About this Research Topic
T2DM patients with HF have a higher risk of mortality and hospitalization for HF than no diabetics. Therefore, there is an increasing necessity to find new diagnostic instruments and treatments to improve clinical outcomes in T2DM failing heart subjects.
Several and complex pathological mechanisms such as altered cardiac ionic homeostasis, oxidative stress, hyperglycemia-induced cellular damage and mitochondrial dysfunction are implicated. Importantly, altered cardiac ionic homeostasis is an established signature and driver of HF pathology but has been largely neglected in T2DM pathology. There, insulin resistance and disturbances in glucose and fatty acid metabolism are currently viewed as major instigators of T2DM. However, older and recent researches indicate that cardiac ionic disturbances may actually provide the common ground for both diseases and explain, at least in part, why they mutually amplify each other. Intriguingly, these changes may lead to electrical and mechanical alterations in systolic and diastolic electrical phases.
Therefore, in this Research Topic (RT) we try to bring the two major diseases together by focusing on common molecular pathways and mechanisms, electrical/mechanical alterations and subsequently on clinical outcomes.

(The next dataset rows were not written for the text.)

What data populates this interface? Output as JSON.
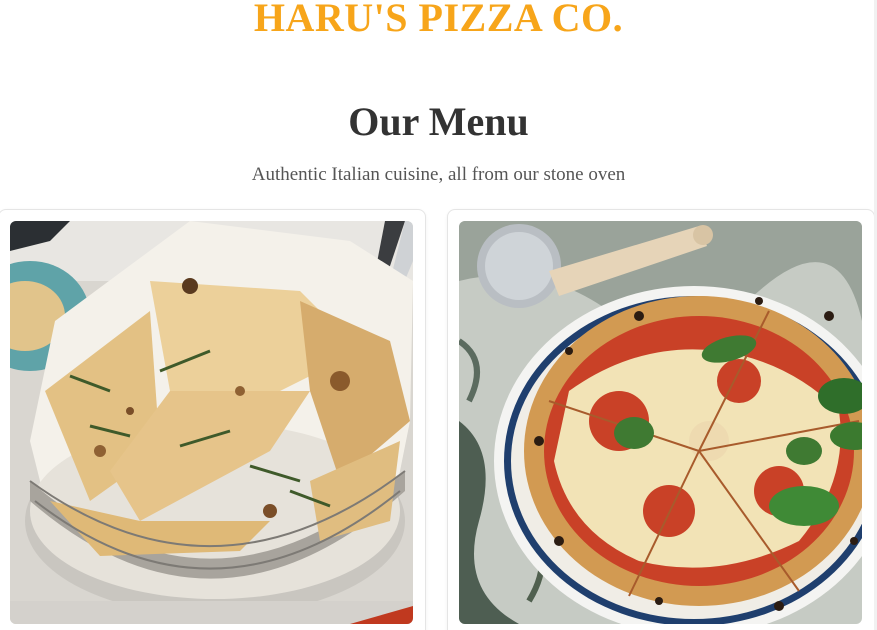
{
  "header": {
    "brand": "HARU'S PIZZA CO."
  },
  "menu": {
    "title": "Our Menu",
    "subtitle": "Authentic Italian cuisine, all from our stone oven"
  },
  "items": [
    {
      "image": "flatbread-basket-photo"
    },
    {
      "image": "margherita-pizza-photo"
    }
  ],
  "colors": {
    "brand": "#f7a51a",
    "heading": "#333333",
    "subtitle": "#555555"
  }
}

We encourage investigators to submit to this RT both original research articles, clinical trials and reviews having the purpose to address novel diagnostic tools or new therapeutic treatments for T2DM and HF. Manuscripts involving therapies with already proven efficacy (e.g. SGLT2 inhibitors) or potential suggested efficacy (e.g. epigenetic therapy) are welcome.
Keywords: heart failure, 2 type diabetes, clinical outcomes, cellular and molecular implied pathways, drug therapies, genetic therapies, interventional therapies
Important Note: All contributions to this Research Topic must be within the scope of the section and journal to which they are submitted, as defined in their mission statements. Frontiers reserves the right to guide an out-of-scope manuscript to a more suitable section or journal at any stage of peer review.